When Mr. Fulton invented the steamboat, he had to test whether persons of ordinary education could feed his boiler and keep it producing steam, but not explode it, before he could test how many persons would want to ride up the Hudson to Albany as passengers. By my perception, the test at St. Louis paralleled the first, not the second, and was therefore a typical experimental use.
Inventors will feel compelled to run “female heads of houses in the age range of 18-60 years” through the laboratory instead of running the product through their homes serving as laboratories. The cost of such tests will be greater and the results less dependable. This decision, therefore, is one of the many disasters inflicted every year upon that unhappy target, the American consumer. It is not required by the cases cited and serves no discernible policy, either of the court or of the Congress that enacted the statute.

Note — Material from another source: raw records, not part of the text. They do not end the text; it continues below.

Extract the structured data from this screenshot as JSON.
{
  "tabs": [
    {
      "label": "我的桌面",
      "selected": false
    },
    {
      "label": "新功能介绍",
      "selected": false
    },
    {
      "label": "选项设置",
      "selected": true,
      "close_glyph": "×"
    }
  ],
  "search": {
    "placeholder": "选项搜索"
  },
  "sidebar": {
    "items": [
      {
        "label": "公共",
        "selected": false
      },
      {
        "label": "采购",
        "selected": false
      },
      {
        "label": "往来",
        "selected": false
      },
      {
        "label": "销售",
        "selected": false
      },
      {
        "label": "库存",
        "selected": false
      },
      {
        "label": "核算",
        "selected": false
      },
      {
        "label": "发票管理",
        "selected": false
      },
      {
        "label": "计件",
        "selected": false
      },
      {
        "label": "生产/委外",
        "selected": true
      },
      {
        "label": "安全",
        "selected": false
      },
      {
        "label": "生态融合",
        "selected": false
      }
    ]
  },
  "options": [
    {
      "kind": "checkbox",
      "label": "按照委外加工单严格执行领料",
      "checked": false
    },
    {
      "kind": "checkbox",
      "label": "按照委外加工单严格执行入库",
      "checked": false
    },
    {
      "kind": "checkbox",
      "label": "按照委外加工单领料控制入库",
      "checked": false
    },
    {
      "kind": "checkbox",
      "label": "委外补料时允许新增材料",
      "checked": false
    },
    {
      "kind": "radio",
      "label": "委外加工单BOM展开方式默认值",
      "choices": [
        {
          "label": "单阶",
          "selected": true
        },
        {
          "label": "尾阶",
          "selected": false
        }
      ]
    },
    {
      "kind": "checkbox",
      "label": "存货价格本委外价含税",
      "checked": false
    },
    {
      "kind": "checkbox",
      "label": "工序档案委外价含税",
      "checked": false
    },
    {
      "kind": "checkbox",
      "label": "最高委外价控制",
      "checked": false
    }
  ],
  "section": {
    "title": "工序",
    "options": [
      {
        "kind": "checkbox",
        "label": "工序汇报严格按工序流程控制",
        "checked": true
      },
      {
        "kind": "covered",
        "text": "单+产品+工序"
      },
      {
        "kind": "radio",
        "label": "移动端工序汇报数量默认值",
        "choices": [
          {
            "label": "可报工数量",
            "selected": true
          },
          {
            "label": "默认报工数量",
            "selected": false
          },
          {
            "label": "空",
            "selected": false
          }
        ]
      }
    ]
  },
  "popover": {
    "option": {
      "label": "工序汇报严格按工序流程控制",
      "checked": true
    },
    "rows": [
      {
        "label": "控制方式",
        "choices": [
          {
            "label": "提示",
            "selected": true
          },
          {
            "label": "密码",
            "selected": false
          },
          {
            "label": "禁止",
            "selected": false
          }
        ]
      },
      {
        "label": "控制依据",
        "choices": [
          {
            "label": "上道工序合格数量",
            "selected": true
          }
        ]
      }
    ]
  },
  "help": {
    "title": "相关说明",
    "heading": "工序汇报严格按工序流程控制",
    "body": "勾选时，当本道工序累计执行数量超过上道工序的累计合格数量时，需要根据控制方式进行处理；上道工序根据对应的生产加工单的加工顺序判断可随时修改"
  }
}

It is unnecessary to say much about the cases cited. The one most often referred to and a CCPA case binding as a precedent on us, is In Re Theis, 610 F.2d 786, 204 USPQ 188 (C.C.P.A.1979). The product there was actually sold to customers more than one year before the patent application. Some of the invoices bore the notation “6 months evaluation” but the court viewed the evaluation as possibly for the benefit of the customer, so he could return the product if it did not meet his needs. Presumably he would keep it if satisfied. The difference of this from the case at bar is obvious. The board relied very heavily on and calls an “all fours” precedent Omark Industries, Inc. v. Carlton Co., 652 F.2d 783, 212 USPQ 413 (9th Cir.1980). There, however, the product, a chain saw, was thoroughly tested by the company’s engineering department in the hands of selected typical users, and this was held to be a valid experimental use. Thereafter the sales department took over and arranged for further trials by users. These were held to be sales-oriented as no further awareness of design problems was sought or obtained. This court understandably does not rely on the board’s alleged “all fours” precedent. It is obvious the Omari court was willing to allow, as the board was not, an opportunity to try the product out in the hands of typical users, and the case should have embarrassed the board.
None of these cases involve the peculiar problems incident to perfecting a product to be used by housewives in the home in connection with their own variegated household appliances. It is the refusal to recognize the existence of these problems here that divorces the court from reality and produces a decision that will be quite harmful in its effect.
If the court must willy-nilly deny Smith and McLaughlin the benefit of their invention, it could find in the record grounds that are at once more plausible and less pernicious to the public weal.